Identification of Fenton-like active Cu sites by heteroatom modulation of electronic density

• Published in: Proceedings of the National Academy of Sciences - PNAS Vol. 119; no. 8; pp. 1 - 8
• Main Authors: Zhou, Xiao, Huang, Gui-Xiang, Chen, Cai, Chen, Wenxing, Liang, Kuang, Qu, Yunteng, Yang, Jia, Wang, Ying, Li, Fengting, Yu, Han-Qing, Wu, Yuen
• Format: Journal Article
• Language: English
• Published: United States National Academy of Sciences 22.02.2022
• Subjects: Boron; Carbon sources; Catalysts; Copper; Density; Electronic structure; Electrons; Oxidation; Phosphorus; Physical Sciences; Single atom catalysts; Substrates; single-atom catalysts; Fenton-like process; reaction kinetics; heteroatom-doped engineering; electronic structure
• ISSN: 0027-8424; 1091-6490; 1091-6490
• DOI: 10.1073/pnas.2119492119

Developing heterogeneous catalysts with atomically dispersed active sites is vital to boost peroxymonosulfate (PMS) activation for Fenton-like activity, but how to controllably adjust the electronic configuration of metal centers to further improve the activation kinetics still remains a great challenge.
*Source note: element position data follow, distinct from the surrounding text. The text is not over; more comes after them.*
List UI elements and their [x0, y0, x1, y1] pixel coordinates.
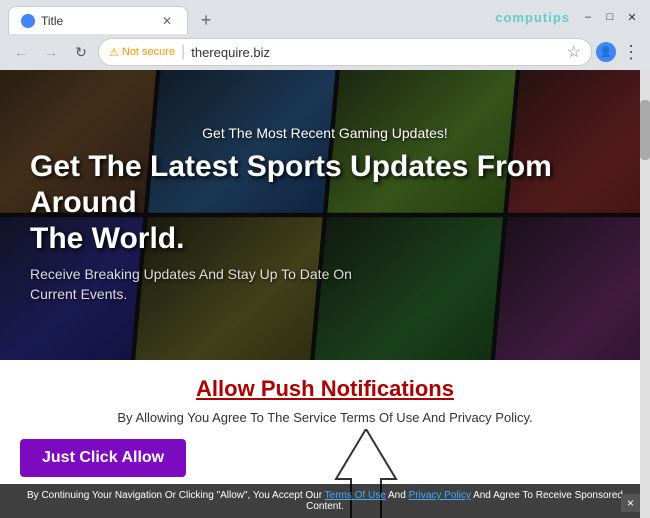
hero-small-line2: Current Events. [30, 286, 127, 302]
url-text[interactable]: therequire.biz [191, 45, 560, 60]
maximize-button[interactable]: □ [600, 7, 620, 27]
forward-icon: → [44, 44, 58, 60]
bottom-notice-bar: By Continuing Your Navigation Or Clickin… [0, 484, 650, 518]
browser-tab[interactable]: Title ✕ [8, 6, 188, 34]
back-button[interactable]: ← [8, 39, 34, 65]
tab-favicon [21, 14, 35, 28]
title-bar: Title ✕ + computips – □ ✕ [0, 0, 650, 34]
hero-banner: Get The Most Recent Gaming Updates! Get … [0, 70, 650, 360]
window-chrome: Title ✕ + computips – □ ✕ ← → ↻ ⚠ Not se… [0, 0, 650, 70]
browser-menu-button[interactable]: ⋮ [620, 42, 642, 63]
hero-small-text: Receive Breaking Updates And Stay Up To … [30, 265, 352, 304]
privacy-link[interactable]: Privacy Policy [409, 490, 471, 501]
hero-title-line1: Get The Latest Sports Updates From Aroun… [30, 150, 552, 219]
scrollbar[interactable] [640, 70, 650, 518]
address-bar: ← → ↻ ⚠ Not secure | therequire.biz ☆ 👤 … [0, 34, 650, 70]
push-notif-title: Allow Push Notifications [20, 376, 630, 402]
not-secure-label: Not secure [122, 46, 175, 58]
new-tab-button[interactable]: + [192, 6, 220, 34]
allow-button[interactable]: Just Click Allow [20, 439, 186, 477]
refresh-button[interactable]: ↻ [68, 39, 94, 65]
forward-button[interactable]: → [38, 39, 64, 65]
warning-icon: ⚠ [109, 46, 119, 59]
notice-dismiss-button[interactable]: × [621, 494, 640, 512]
terms-link[interactable]: Terms Of Use [325, 490, 386, 501]
window-close-button[interactable]: ✕ [622, 7, 642, 27]
minimize-button[interactable]: – [578, 7, 598, 27]
back-icon: ← [14, 44, 28, 60]
tab-title: Title [41, 14, 155, 28]
window-controls: – □ ✕ [578, 7, 642, 27]
hero-title-line2: The World. [30, 222, 184, 255]
tab-close-button[interactable]: ✕ [159, 13, 175, 29]
computips-label: computips [495, 10, 570, 25]
profile-avatar[interactable]: 👤 [596, 42, 616, 62]
not-secure-indicator: ⚠ Not secure [109, 46, 175, 59]
url-bar[interactable]: ⚠ Not secure | therequire.biz ☆ [98, 38, 592, 66]
hero-small-line1: Receive Breaking Updates And Stay Up To … [30, 266, 352, 282]
push-notif-desc: By Allowing You Agree To The Service Ter… [20, 410, 630, 425]
notice-text: By Continuing Your Navigation Or Clickin… [27, 490, 623, 512]
hero-text: Get The Most Recent Gaming Updates! Get … [0, 70, 650, 360]
hero-subtitle: Get The Most Recent Gaming Updates! [30, 125, 620, 141]
url-separator: | [181, 43, 185, 61]
tab-area: Title ✕ + [8, 0, 487, 34]
refresh-icon: ↻ [75, 44, 87, 61]
browser-viewport: Get The Most Recent Gaming Updates! Get … [0, 70, 650, 518]
scrollbar-thumb[interactable] [640, 100, 650, 160]
bookmark-icon[interactable]: ☆ [567, 42, 581, 62]
hero-main-title: Get The Latest Sports Updates From Aroun… [30, 149, 620, 257]
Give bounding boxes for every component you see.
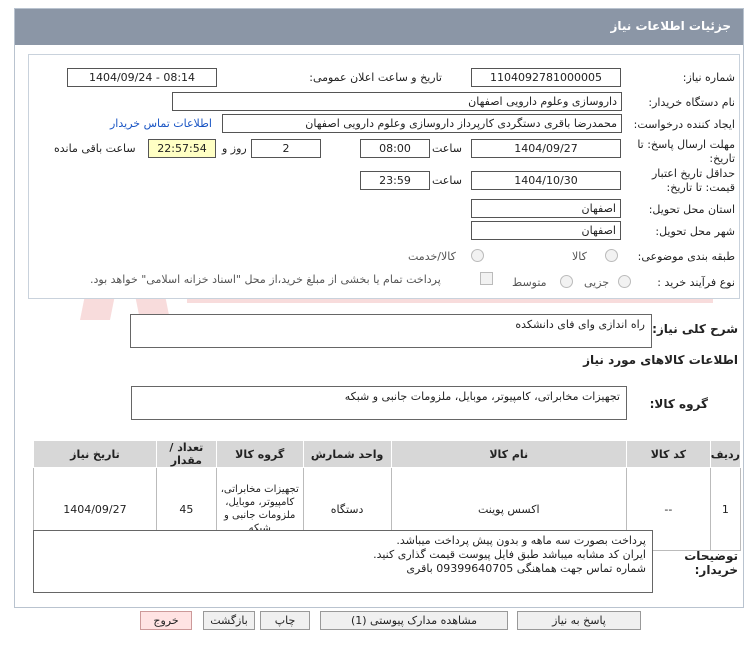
cell-row: 1 [709, 467, 742, 551]
need-number-label: شماره نیاز: [682, 71, 735, 84]
process-minor-radio[interactable] [618, 275, 631, 288]
category-goods-service-radio[interactable] [471, 249, 484, 262]
deadline-label: مهلت ارسال پاسخ: تا [637, 138, 735, 151]
table-header-row: ردیف کد کالا نام کالا واحد شمارش گروه کا… [33, 440, 742, 468]
deadline-date-field[interactable]: 1404/09/27 [471, 139, 621, 158]
validity-date-field[interactable]: 1404/10/30 [471, 171, 621, 190]
category-goods-radio[interactable] [605, 249, 618, 262]
col-group: گروه کالا [215, 440, 304, 468]
window-title: جزئیات اطلاعات نیاز [15, 9, 743, 45]
buyer-note-line: شماره تماس جهت هماهنگی 09399640705 باقری [406, 562, 646, 575]
process-label: نوع فرآیند خرید : [657, 276, 735, 289]
col-name: نام کالا [390, 440, 627, 468]
deadline-time-label: ساعت [432, 142, 462, 155]
remaining-label: ساعت باقی مانده [54, 142, 136, 155]
creator-label: ایجاد کننده درخواست: [633, 118, 735, 131]
print-button[interactable]: چاپ [260, 611, 310, 630]
exit-button[interactable]: خروج [140, 611, 192, 630]
view-attachments-button[interactable]: مشاهده مدارک پیوستی (1) [320, 611, 508, 630]
validity-time-label: ساعت [432, 174, 462, 187]
announce-field[interactable]: 1404/09/24 - 08:14 [67, 68, 217, 87]
col-date: تاریخ نیاز [33, 440, 157, 468]
validity-label: حداقل تاریخ اعتبار [651, 167, 735, 180]
buyer-contact-link[interactable]: اطلاعات تماس خریدار [110, 117, 212, 130]
category-goods-service-label: کالا/خدمت [408, 250, 456, 263]
buyer-note-line: پرداخت بصورت سه ماهه و بدون پیش پرداخت م… [396, 534, 646, 547]
col-row: ردیف [709, 440, 742, 468]
goods-group-field[interactable]: تجهیزات مخابراتی، کامپیوتر، موبایل، ملزو… [131, 386, 627, 420]
col-unit: واحد شمارش [302, 440, 392, 468]
creator-field[interactable]: محمدرضا باقری دستگردی کارپرداز داروسازی … [222, 114, 622, 133]
buyer-notes-label-2: خریدار: [694, 563, 738, 577]
process-medium-label: متوسط [512, 276, 547, 289]
days-remaining-field[interactable]: 2 [251, 139, 321, 158]
description-field[interactable]: راه اندازی وای فای دانشکده [130, 314, 652, 348]
goods-info-title: اطلاعات کالاهای مورد نیاز [583, 353, 738, 367]
process-medium-radio[interactable] [560, 275, 573, 288]
col-code: کد کالا [625, 440, 711, 468]
days-label: روز و [222, 142, 247, 155]
remaining-time-field: 22:57:54 [148, 139, 216, 158]
category-goods-label: کالا [572, 250, 587, 263]
city-label: شهر محل تحویل: [655, 225, 735, 238]
buyer-notes-field[interactable]: پرداخت بصورت سه ماهه و بدون پیش پرداخت م… [33, 530, 653, 593]
deadline-label-2: تاریخ: [709, 152, 735, 165]
deadline-time-field[interactable]: 08:00 [360, 139, 430, 158]
reply-button[interactable]: پاسخ به نیاز [517, 611, 641, 630]
back-button[interactable]: بازگشت [203, 611, 255, 630]
description-label: شرح کلی نیاز: [652, 322, 738, 336]
goods-group-label: گروه کالا: [649, 397, 708, 411]
validity-label-2: قیمت: تا تاریخ: [666, 181, 735, 194]
col-qty: تعداد / مقدار [155, 440, 217, 468]
buyer-field[interactable]: داروسازی وعلوم دارویی اصفهان [172, 92, 622, 111]
buyer-label: نام دستگاه خریدار: [648, 96, 735, 109]
category-label: طبقه بندی موضوعی: [637, 250, 735, 263]
need-number-field[interactable]: 1104092781000005 [471, 68, 621, 87]
buyer-notes-label: توضیحات [684, 549, 738, 563]
treasury-payment-note: پرداخت تمام یا بخشی از مبلغ خرید،از محل … [90, 273, 441, 286]
announce-label: تاریخ و ساعت اعلان عمومی: [309, 71, 442, 84]
city-field[interactable]: اصفهان [471, 221, 621, 240]
province-label: استان محل تحویل: [648, 203, 735, 216]
validity-time-field[interactable]: 23:59 [360, 171, 430, 190]
treasury-payment-checkbox[interactable] [480, 272, 493, 285]
process-minor-label: جزیی [584, 276, 610, 289]
province-field[interactable]: اصفهان [471, 199, 621, 218]
buyer-note-line: ایران کد مشابه میباشد طبق فایل پیوست قیم… [373, 548, 646, 561]
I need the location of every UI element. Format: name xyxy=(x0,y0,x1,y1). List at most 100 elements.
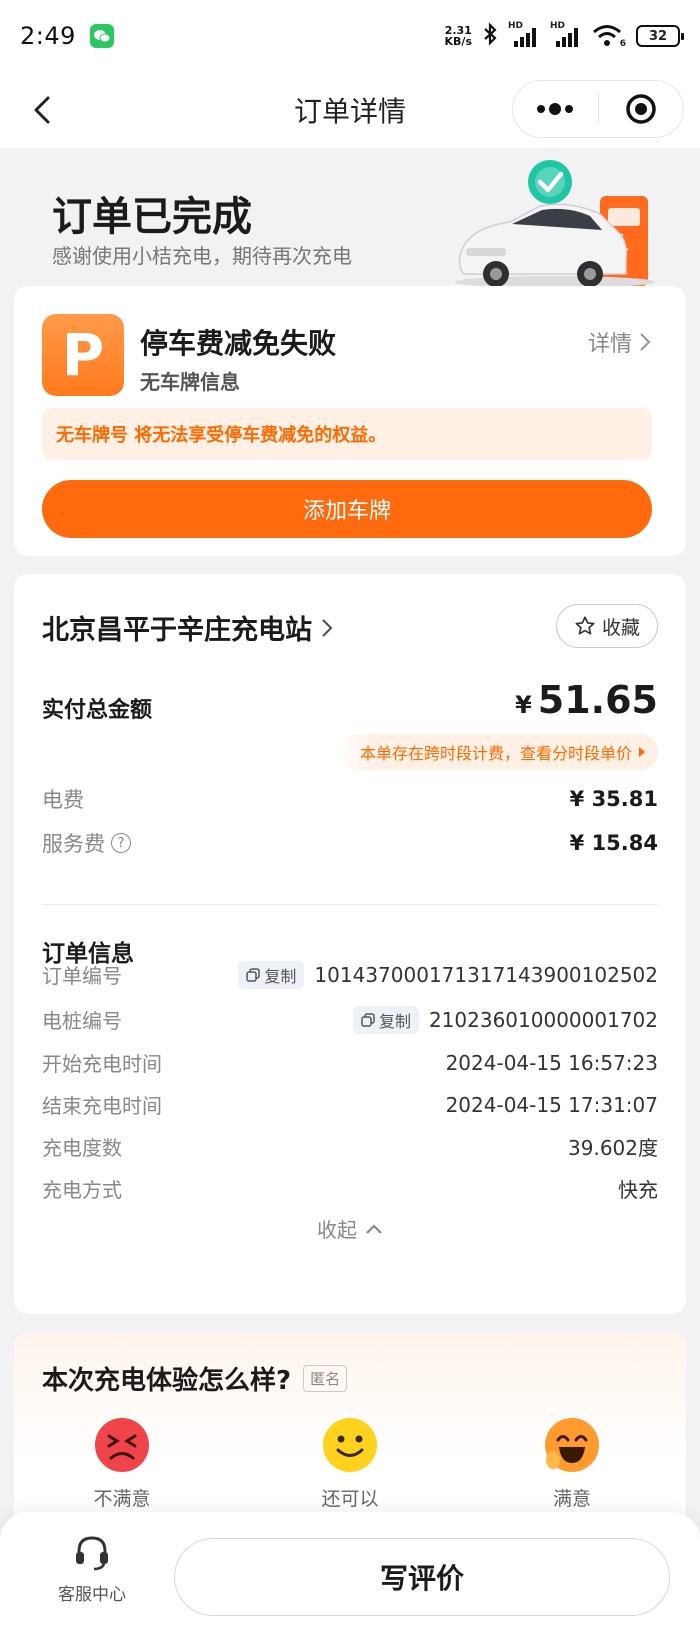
wifi-tag: 6 xyxy=(619,39,626,49)
target-close-icon xyxy=(626,94,656,124)
triangle-right-icon xyxy=(639,747,645,757)
parking-icon: P xyxy=(42,314,124,396)
miniprogram-capsule xyxy=(512,80,684,138)
charge-mode-row: 充电方式 快充 xyxy=(42,1174,658,1203)
service-fee-value: ¥ 15.84 xyxy=(569,831,658,855)
energy-row: 充电度数 39.602度 xyxy=(42,1132,658,1161)
start-time-value: 2024-04-15 16:57:23 xyxy=(445,1050,658,1075)
star-icon xyxy=(575,616,595,635)
parking-fee-card: P 停车费减免失败 无车牌信息 详情 无车牌号 将无法享受停车费减免的权益。 添… xyxy=(14,286,686,556)
order-number-value: 101437000171317143900102502 xyxy=(314,962,658,987)
end-time-label: 结束充电时间 xyxy=(42,1094,162,1118)
station-name: 北京昌平于辛庄充电站 xyxy=(42,615,312,646)
car-charging-illustration xyxy=(455,160,655,288)
more-menu-button[interactable] xyxy=(513,81,598,137)
tiered-pricing-link[interactable]: 本单存在跨时段计费，查看分时段单价 xyxy=(337,734,658,770)
charge-mode-label: 充电方式 xyxy=(42,1178,122,1202)
chevron-right-icon xyxy=(640,333,651,351)
help-icon[interactable]: ? xyxy=(111,833,131,853)
nav-bar: 订单详情 xyxy=(0,72,700,148)
total-amount-label: 实付总金额 xyxy=(42,698,153,723)
electricity-fee-label: 电费 xyxy=(42,788,84,812)
order-status-subtitle: 感谢使用小桔充电，期待再次充电 xyxy=(52,244,352,268)
wechat-icon xyxy=(89,24,114,48)
favorite-label: 收藏 xyxy=(601,616,640,639)
parking-detail-label: 详情 xyxy=(587,332,632,357)
total-amount: ¥ 51.65 xyxy=(515,678,658,722)
copy-label: 复制 xyxy=(378,1011,411,1031)
rating-option-okay[interactable]: 还可以 xyxy=(290,1416,410,1511)
charge-mode-value: 快充 xyxy=(618,1178,658,1202)
collapse-label: 收起 xyxy=(317,1218,357,1242)
copy-pile-number-button[interactable]: 复制 xyxy=(352,1005,419,1034)
electricity-fee-value: ¥ 35.81 xyxy=(569,787,658,811)
rating-title-row: 本次充电体验怎么样? 匿名 xyxy=(42,1360,348,1397)
chevron-up-icon xyxy=(366,1223,382,1234)
order-status-hero: 订单已完成 感谢使用小桔充电，期待再次充电 xyxy=(0,148,700,288)
electricity-fee-row: 电费 ¥ 35.81 xyxy=(42,784,658,814)
pile-number-value: 210236010000001702 xyxy=(428,1007,658,1032)
add-plate-button[interactable]: 添加车牌 xyxy=(42,480,652,538)
rating-label-unsatisfied: 不满意 xyxy=(93,1488,151,1510)
back-button[interactable] xyxy=(26,90,62,130)
energy-value: 39.602度 xyxy=(568,1136,658,1160)
copy-icon xyxy=(361,1012,375,1027)
order-number-row: 订单编号 复制 101437000171317143900102502 xyxy=(42,960,658,989)
headset-icon xyxy=(76,1536,108,1571)
net-speed: 2.31 KB/s xyxy=(445,25,472,47)
copy-icon xyxy=(246,967,261,982)
status-time: 2:49 xyxy=(20,22,76,50)
pile-number-row: 电桩编号 复制 210236010000001702 xyxy=(42,1005,658,1034)
net-speed-unit: KB/s xyxy=(444,35,472,48)
section-divider xyxy=(42,904,658,905)
customer-service-button[interactable]: 客服中心 xyxy=(40,1532,144,1605)
end-time-row: 结束充电时间 2024-04-15 17:31:07 xyxy=(42,1090,658,1119)
order-detail-card: 北京昌平于辛庄充电站 收藏 实付总金额 ¥ 51.65 本单存在跨时段计费，查看… xyxy=(14,574,686,1314)
rating-label-satisfied: 满意 xyxy=(552,1488,591,1510)
smile-face-icon xyxy=(323,1418,377,1472)
status-indicators: 2.31 KB/s HD HD 6 32 xyxy=(445,21,684,50)
start-time-label: 开始充电时间 xyxy=(42,1052,162,1076)
status-bar: 2:49 2.31 KB/s HD HD 6 32 xyxy=(0,0,700,72)
wifi-icon: 6 xyxy=(592,23,626,49)
frown-face-icon xyxy=(95,1418,149,1472)
anonymous-tag: 匿名 xyxy=(303,1365,348,1392)
page-title: 订单详情 xyxy=(293,95,406,128)
collapse-button[interactable]: 收起 xyxy=(14,1214,686,1243)
grin-face-icon xyxy=(545,1418,599,1472)
more-dots-icon xyxy=(537,103,574,115)
copy-label: 复制 xyxy=(264,966,297,986)
end-time-value: 2024-04-15 17:31:07 xyxy=(445,1092,658,1117)
signal-tag-2: HD xyxy=(550,21,566,31)
bottom-action-bar: 客服中心 写评价 xyxy=(0,1512,700,1633)
write-review-button[interactable]: 写评价 xyxy=(174,1538,670,1616)
order-status-title: 订单已完成 xyxy=(52,194,252,240)
favorite-button[interactable]: 收藏 xyxy=(556,604,658,648)
tiered-pricing-text: 本单存在跨时段计费，查看分时段单价 xyxy=(359,744,632,763)
currency-symbol: ¥ xyxy=(515,691,532,719)
order-number-label: 订单编号 xyxy=(42,964,122,988)
chevron-right-icon xyxy=(322,618,333,637)
battery-indicator: 32 xyxy=(636,25,684,47)
rating-option-unsatisfied[interactable]: 不满意 xyxy=(62,1416,182,1511)
pile-number-label: 电桩编号 xyxy=(42,1009,122,1033)
signal-tag-1: HD xyxy=(508,21,524,31)
energy-label: 充电度数 xyxy=(42,1136,122,1160)
copy-order-number-button[interactable]: 复制 xyxy=(238,960,305,989)
parking-status-subtitle: 无车牌信息 xyxy=(140,370,240,394)
service-fee-label: 服务费 xyxy=(42,832,105,856)
station-name-link[interactable]: 北京昌平于辛庄充电站 xyxy=(42,608,334,647)
customer-service-label: 客服中心 xyxy=(58,1585,126,1605)
bluetooth-icon xyxy=(482,22,498,50)
total-amount-value: 51.65 xyxy=(537,678,658,722)
parking-detail-link[interactable]: 详情 xyxy=(588,326,652,358)
parking-warning-banner: 无车牌号 将无法享受停车费减免的权益。 xyxy=(42,408,652,460)
signal-icon-2: HD xyxy=(550,21,582,49)
rating-label-okay: 还可以 xyxy=(321,1488,379,1510)
rating-option-satisfied[interactable]: 满意 xyxy=(512,1416,632,1511)
close-miniprogram-button[interactable] xyxy=(599,81,684,137)
signal-icon-1: HD xyxy=(508,21,540,49)
service-fee-row: 服务费 ? ¥ 15.84 xyxy=(42,828,658,858)
start-time-row: 开始充电时间 2024-04-15 16:57:23 xyxy=(42,1048,658,1077)
rating-title: 本次充电体验怎么样? xyxy=(42,1366,292,1396)
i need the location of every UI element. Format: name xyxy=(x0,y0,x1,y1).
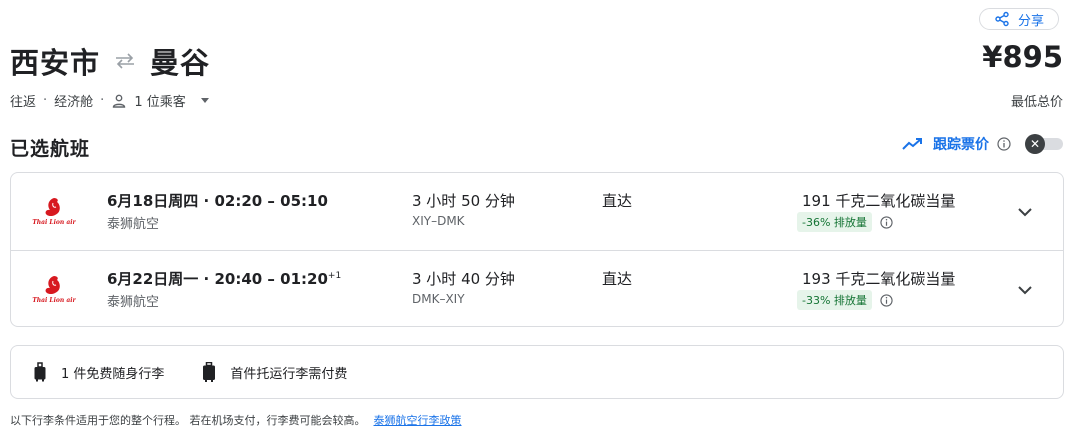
airline-name: 泰狮航空 xyxy=(107,295,160,310)
emission-badge: -33% 排放量 xyxy=(797,290,872,310)
close-icon: ✕ xyxy=(1025,134,1045,154)
chevron-down-icon[interactable] xyxy=(1014,279,1036,301)
flight-stops: 直达 xyxy=(602,270,633,288)
passenger-count[interactable]: 1 位乘客 xyxy=(134,91,185,110)
share-label: 分享 xyxy=(1017,13,1044,29)
share-icon xyxy=(995,11,1009,27)
thai-lion-air-logo: Thai Lion air xyxy=(32,276,77,304)
flight-times: 6月18日周四 · 02:20 – 05:10 xyxy=(107,190,328,211)
carry-on-bag: 1 件免费随身行李 xyxy=(33,362,164,382)
flight-duration: 3 小时 40 分钟 xyxy=(412,270,515,288)
track-prices-toggle[interactable]: ✕ xyxy=(1025,134,1063,154)
co2-emissions: 191 千克二氧化碳当量 xyxy=(802,192,956,210)
separator-dot: · xyxy=(43,93,48,108)
selected-flights-card: Thai Lion air 6月18日周四 · 02:20 – 05:10 泰狮… xyxy=(10,172,1064,327)
info-icon[interactable] xyxy=(880,215,893,229)
carry-on-label: 1 件免费随身行李 xyxy=(61,366,165,382)
destination-city: 曼谷 xyxy=(150,46,211,80)
flight-time-range: 6月18日周四 · 02:20 – 05:10 xyxy=(107,192,328,210)
chevron-down-icon[interactable] xyxy=(1014,201,1036,223)
separator-dot: · xyxy=(100,93,105,108)
svg-text:Thai Lion air: Thai Lion air xyxy=(32,297,76,304)
checked-bag: 首件托运行李需付费 xyxy=(202,362,347,382)
flight-stops: 直达 xyxy=(602,192,633,210)
cabin-class[interactable]: 经济舱 xyxy=(54,91,93,110)
origin-city: 西安市 xyxy=(10,46,101,80)
emission-info: -33% 排放量 xyxy=(797,290,893,310)
flight-row[interactable]: Thai Lion air 6月18日周四 · 02:20 – 05:10 泰狮… xyxy=(11,173,1063,250)
chevron-down-icon[interactable] xyxy=(200,98,209,103)
checked-bag-icon xyxy=(203,362,216,382)
info-icon[interactable] xyxy=(880,293,893,307)
emission-info: -36% 排放量 xyxy=(797,212,893,232)
person-icon xyxy=(113,94,126,108)
thai-lion-air-logo: Thai Lion air xyxy=(32,198,77,226)
svg-text:Thai Lion air: Thai Lion air xyxy=(32,219,76,226)
route-title: 西安市 曼谷 xyxy=(10,40,210,82)
day-offset: +1 xyxy=(327,271,342,281)
trip-options: 往返 · 经济舱 · 1 位乘客 xyxy=(10,91,209,110)
trend-icon xyxy=(902,138,922,150)
flight-times: 6月22日周一 · 20:40 – 01:20+1 xyxy=(107,268,341,289)
track-prices-label[interactable]: 跟踪票价 xyxy=(933,134,989,154)
info-icon[interactable] xyxy=(997,137,1011,151)
checked-bag-label: 首件托运行李需付费 xyxy=(230,366,348,382)
trip-type[interactable]: 往返 xyxy=(10,91,36,110)
baggage-card: 1 件免费随身行李 首件托运行李需付费 xyxy=(10,345,1064,399)
flight-airports: XIY–DMK xyxy=(412,214,465,228)
footnote-text: 以下行李条件适用于您的整个行程。 若在机场支付，行李费可能会较高。 xyxy=(10,414,366,427)
share-button[interactable]: 分享 xyxy=(979,8,1059,30)
airline-name: 泰狮航空 xyxy=(107,217,160,232)
flight-airports: DMK–XIY xyxy=(412,292,465,306)
emission-badge: -36% 排放量 xyxy=(797,212,872,232)
round-trip-arrows-icon xyxy=(116,53,135,69)
co2-emissions: 193 千克二氧化碳当量 xyxy=(802,270,956,288)
baggage-policy-link[interactable]: 泰狮航空行李政策 xyxy=(374,414,462,427)
track-prices[interactable]: 跟踪票价 ✕ xyxy=(901,134,1063,154)
price-label: 最低总价 xyxy=(1010,95,1063,110)
total-price: ¥895 xyxy=(982,40,1063,74)
flight-row[interactable]: Thai Lion air 6月22日周一 · 20:40 – 01:20+1 … xyxy=(11,250,1063,326)
flight-time-range: 6月22日周一 · 20:40 – 01:20 xyxy=(107,270,328,288)
flight-duration: 3 小时 50 分钟 xyxy=(412,192,515,210)
carry-on-bag-icon xyxy=(34,362,46,382)
baggage-footnote: 以下行李条件适用于您的整个行程。 若在机场支付，行李费可能会较高。 泰狮航空行李政… xyxy=(10,412,462,428)
section-title: 已选航班 xyxy=(10,138,91,160)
Herein, we report a systematic investigation into heteroatom-doped engineering for tuning the electronic structure of Cu-N₄ sites by integrating electron-deficient boron (B) or electron-rich phosphorus (P) heteroatoms into carbon substrate for PMS activation. The electrondepleted Cu-N₄/C-B is found to exhibit the most active oxidation capacity among the prepared Cu-N₄ single-atom catalysts, which is at the top rankings of the Cu-based catalysts and is superior to most of the state-of-the-art heterogeneous Fenton-like catalysts. Conversely, the electron-enriched Cu-N₄/C-P induces a decrease in PMS activation. Both experimental results and theoretical simulations unravel that the long-range interaction with B atoms decreases the electronic density of Cu active sites and down-shifts the d-band center, and thereby optimizes the adsorption energy for PMS activation. This study provides an approach to finely control the electronic structure of Cu-N₄ sites at the atomic level and is expected to guide the design of smart Fenton-like catalysts.